# Friesians at the beach



## my2geldings (Feb 18, 2008)

Welcome to the forum


----------



## english_rider144 (Sep 12, 2008)

There so gorgeous! Welcome


----------



## Kiki (Feb 7, 2007)

Thats is gorgeous!! How comfortable are fresians to ride? like it looks magestic but not very comfy


----------



## Hoofprints in the Sand (Nov 23, 2008)

Welcome to the forum! They are beautiful movers!


----------



## DarkChylde (Nov 13, 2008)

Oh great, now I gotta mop up the floor where I done slobbered everywhere..... Good lawd them are sure some pretty horses!
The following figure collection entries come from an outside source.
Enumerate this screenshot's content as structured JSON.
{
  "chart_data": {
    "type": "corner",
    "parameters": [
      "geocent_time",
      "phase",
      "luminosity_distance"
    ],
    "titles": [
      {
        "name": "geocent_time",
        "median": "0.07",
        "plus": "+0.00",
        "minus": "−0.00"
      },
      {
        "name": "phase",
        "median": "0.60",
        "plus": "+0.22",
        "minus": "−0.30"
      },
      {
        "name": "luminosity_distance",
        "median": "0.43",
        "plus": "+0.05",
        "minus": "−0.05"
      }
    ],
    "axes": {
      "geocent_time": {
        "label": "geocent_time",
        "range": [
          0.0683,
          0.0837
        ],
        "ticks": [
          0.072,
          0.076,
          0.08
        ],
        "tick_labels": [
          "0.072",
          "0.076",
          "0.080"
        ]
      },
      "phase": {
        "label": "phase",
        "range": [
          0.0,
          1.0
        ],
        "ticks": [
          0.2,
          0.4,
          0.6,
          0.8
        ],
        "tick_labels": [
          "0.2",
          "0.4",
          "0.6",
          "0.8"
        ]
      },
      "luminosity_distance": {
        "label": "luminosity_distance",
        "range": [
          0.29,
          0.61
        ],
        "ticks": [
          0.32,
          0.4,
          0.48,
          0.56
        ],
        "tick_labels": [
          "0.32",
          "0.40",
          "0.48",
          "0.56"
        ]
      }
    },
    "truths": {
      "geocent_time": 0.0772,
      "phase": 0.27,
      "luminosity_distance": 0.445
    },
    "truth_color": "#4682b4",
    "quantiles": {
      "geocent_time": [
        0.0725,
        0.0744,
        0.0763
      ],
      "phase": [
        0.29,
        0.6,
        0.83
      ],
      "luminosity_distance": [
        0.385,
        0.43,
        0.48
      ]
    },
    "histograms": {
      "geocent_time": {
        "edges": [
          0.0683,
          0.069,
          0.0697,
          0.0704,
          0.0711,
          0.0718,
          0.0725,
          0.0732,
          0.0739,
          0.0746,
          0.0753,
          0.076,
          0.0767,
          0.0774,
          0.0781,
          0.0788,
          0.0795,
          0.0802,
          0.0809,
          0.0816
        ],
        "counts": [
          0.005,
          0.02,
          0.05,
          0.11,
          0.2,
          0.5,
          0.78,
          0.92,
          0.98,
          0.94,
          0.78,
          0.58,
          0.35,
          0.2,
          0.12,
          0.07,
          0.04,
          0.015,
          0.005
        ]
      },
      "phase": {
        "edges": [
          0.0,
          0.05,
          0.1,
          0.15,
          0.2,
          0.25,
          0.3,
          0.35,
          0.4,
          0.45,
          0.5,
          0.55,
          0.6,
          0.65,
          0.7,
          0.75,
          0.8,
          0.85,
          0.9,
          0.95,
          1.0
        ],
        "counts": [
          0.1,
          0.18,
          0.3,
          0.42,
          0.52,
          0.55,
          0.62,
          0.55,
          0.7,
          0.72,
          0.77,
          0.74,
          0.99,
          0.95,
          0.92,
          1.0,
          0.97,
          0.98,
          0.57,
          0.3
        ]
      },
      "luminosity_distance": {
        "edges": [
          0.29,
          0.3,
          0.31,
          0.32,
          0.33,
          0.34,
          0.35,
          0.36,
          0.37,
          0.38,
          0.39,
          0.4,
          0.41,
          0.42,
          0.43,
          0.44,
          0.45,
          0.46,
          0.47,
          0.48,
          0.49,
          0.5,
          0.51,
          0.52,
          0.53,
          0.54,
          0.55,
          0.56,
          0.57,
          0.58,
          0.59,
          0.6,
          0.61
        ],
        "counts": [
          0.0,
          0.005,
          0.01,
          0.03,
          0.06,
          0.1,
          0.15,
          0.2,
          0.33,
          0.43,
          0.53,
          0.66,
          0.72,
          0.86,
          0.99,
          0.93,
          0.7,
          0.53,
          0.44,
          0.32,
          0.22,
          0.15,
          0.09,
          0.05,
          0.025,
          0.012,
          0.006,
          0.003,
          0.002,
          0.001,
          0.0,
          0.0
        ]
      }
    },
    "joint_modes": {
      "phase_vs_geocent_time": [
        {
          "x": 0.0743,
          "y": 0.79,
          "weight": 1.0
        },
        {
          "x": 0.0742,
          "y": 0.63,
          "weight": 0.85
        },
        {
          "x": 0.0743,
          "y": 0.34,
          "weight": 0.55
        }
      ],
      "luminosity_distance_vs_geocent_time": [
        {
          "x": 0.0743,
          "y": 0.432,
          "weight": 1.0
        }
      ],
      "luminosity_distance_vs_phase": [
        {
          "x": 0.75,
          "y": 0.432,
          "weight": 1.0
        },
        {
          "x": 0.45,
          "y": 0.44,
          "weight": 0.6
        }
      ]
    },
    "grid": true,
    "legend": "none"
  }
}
That Fresian Dutch WB mix cuddn't have been more gorgeous, WOW.:shock:
I am happy for you, in a jealous kind of way......:lol:


Oh yeah, welcome to the Horse Forum!


----------



## shmurmer4 (Dec 27, 2008)

Gorgeous animals but it looks as if I would definitely have wear a cup :|


----------



## DarkChylde (Nov 13, 2008)

Would you need a saucer as well?:lol:


----------



## XxXequinegrlXxX (May 24, 2008)

they are gorgeous.
welcome to the forum =]


----------



## HorseLuva97 (Jan 29, 2009)

beautiful horses


----------



## bgood400 (Nov 10, 2008)

georgeous horses. welcome to the forum! riding on the beach would be something I would LOVE to do!


----------